BRADFORD-ON-AVON, St. Laurence (ST 824 609), WILTSHIRE. (Bedrock: Middle Jurassic, Forest Marble Formation.)
An almost complete, late Saxon church, dating from the early eleventh century.
This little eleventh century building, situated immediately north of the town's parish church, is believed to have replaced a still earlier one, erected by St. Aldhelm, who died in 709. Constructed of what Sir Alfred Clapham considered to be the best example of Anglo-Saxon ashlar masonry anywhere in England (English Romanesque Architecture Before the Conquest, Oxford, Oxford University Press, 1930, p. 108) (discounting the W. wall, which was rebuilt in 1875 - Nikolaus Pevsner, The Buildings of England: Wiltshire, New Haven & London, Yale University Press, 2002, p. 130), it consists today of a very small nave and chancel, both taller than they are wide, and a porticus adjoining the centre of the nave N. wall, although a gable-line in the corresponding position to the south, shows there was once a porticus here also. The accent on height in the building's external appearance is enhanced by its division into stages by wide string courses, some two-thirds of the way up in the case of the chancel and N. porticus, and about a half and three-quarters of the way up in the case of the nave. The lowest stage is everywhere blank, except for the intervention of broad lesenes which 'partake more of the nature of buttresses than in most other examples [of similar date]' (English Romanesque Architecture Before the Conquest, p. 110), but the second stage is decorated with pilaster strips supporting blank, round arches, replete with capitals and bases - a very unusual conceit. Moreover, along the E. wall of the building, the pilaster strips give way to vertical mouldings formed of three demi-rolls (see the photograph, above right, showing the southeast angle of the chancel), suggesting the mason-in-charge had rudimentary knowledge of more advanced work abroad, albeit the windows, high up in the first stage and few and far between, are rather wider in relation to their height than typical Norman windows of half a century or so later. The N. and S. doorways into the nave, in contrast (from the N. porticus (as illustrated below left) and the former S. porticus), are both very narrow, as is the external door into the N. porticus and the all-important chancel arch to the nave (shown below right), formed of two, slightly recessed, unmoulded orders, which provides the focus of visual attention within.

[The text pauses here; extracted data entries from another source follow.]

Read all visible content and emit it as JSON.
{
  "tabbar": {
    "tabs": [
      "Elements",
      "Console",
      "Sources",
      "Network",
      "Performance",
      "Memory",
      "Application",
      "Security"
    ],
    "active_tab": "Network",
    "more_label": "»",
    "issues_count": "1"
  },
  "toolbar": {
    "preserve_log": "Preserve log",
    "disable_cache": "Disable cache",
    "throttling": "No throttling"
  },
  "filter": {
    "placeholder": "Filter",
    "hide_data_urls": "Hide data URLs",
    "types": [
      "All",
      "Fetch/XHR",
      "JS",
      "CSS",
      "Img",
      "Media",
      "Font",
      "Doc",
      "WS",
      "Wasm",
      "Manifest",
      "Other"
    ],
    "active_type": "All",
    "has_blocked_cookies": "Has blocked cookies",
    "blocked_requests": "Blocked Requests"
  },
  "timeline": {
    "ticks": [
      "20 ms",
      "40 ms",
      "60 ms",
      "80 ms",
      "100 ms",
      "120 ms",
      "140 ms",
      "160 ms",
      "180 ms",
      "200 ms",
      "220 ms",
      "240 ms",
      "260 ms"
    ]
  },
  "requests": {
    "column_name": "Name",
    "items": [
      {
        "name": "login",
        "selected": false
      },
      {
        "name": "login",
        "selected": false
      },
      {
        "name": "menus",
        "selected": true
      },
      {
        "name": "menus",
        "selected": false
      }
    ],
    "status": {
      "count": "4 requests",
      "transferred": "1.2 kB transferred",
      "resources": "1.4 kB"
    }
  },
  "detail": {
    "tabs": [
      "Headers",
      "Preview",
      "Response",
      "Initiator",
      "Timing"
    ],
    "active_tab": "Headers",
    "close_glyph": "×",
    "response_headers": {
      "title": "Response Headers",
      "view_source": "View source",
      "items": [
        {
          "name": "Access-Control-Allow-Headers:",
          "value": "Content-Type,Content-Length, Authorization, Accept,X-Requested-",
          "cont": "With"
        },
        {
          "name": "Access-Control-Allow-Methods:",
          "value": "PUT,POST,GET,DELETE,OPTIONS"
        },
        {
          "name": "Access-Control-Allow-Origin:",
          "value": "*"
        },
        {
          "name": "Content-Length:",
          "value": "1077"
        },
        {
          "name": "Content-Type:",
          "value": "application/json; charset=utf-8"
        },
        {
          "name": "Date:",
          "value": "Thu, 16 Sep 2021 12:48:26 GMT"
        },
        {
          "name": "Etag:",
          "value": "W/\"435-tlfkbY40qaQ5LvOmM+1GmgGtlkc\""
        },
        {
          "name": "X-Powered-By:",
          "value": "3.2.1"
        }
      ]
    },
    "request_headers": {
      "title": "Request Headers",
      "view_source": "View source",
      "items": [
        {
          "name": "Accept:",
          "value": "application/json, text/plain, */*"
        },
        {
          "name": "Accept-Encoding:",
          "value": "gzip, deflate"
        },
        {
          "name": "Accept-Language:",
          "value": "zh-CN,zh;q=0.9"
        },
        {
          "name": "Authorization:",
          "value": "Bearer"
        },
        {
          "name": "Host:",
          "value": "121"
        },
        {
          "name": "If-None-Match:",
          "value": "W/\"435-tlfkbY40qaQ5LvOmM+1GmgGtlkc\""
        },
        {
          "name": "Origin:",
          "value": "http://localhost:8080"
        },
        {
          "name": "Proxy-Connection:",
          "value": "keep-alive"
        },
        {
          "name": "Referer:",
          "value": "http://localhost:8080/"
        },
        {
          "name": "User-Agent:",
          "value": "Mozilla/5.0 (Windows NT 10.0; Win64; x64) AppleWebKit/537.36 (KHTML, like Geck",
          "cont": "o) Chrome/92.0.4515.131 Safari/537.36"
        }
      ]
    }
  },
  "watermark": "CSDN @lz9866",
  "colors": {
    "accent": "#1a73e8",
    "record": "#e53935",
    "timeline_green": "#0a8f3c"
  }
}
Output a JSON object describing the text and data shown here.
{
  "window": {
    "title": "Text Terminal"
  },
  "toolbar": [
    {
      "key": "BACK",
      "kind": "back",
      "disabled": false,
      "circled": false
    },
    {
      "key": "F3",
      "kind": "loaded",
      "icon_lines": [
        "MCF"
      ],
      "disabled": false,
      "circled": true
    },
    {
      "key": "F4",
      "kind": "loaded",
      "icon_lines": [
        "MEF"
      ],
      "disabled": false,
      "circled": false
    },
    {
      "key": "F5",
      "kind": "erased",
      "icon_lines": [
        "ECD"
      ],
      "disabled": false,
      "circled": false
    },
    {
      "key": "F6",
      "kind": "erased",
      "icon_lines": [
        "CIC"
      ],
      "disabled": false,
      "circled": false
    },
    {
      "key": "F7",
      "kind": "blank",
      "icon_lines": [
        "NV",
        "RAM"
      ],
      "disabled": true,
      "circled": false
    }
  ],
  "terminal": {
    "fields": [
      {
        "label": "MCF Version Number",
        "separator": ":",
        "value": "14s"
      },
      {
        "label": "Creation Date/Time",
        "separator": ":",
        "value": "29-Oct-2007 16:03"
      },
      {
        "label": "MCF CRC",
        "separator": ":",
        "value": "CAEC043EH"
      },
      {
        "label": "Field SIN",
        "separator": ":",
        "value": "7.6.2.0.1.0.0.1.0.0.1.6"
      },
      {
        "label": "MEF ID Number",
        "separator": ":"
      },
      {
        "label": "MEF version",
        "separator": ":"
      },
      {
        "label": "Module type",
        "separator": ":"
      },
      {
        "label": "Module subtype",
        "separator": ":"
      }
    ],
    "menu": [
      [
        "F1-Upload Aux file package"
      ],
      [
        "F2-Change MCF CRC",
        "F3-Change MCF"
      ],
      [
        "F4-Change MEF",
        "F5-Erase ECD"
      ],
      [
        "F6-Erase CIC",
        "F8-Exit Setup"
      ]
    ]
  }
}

These are the principal features to examine, and there are few others, but notice also, high up above the chancel arch, two floating angels (illustrated below) that seem originally to have had a (wooden?) crucifix between. Sir Alfred Clapham considered the details of these carvings placed them 'clearly in the post-Danish period' - i.e. shortly after 1042 (English Romanesque Architecture Before the Conquest, pp. 137-138).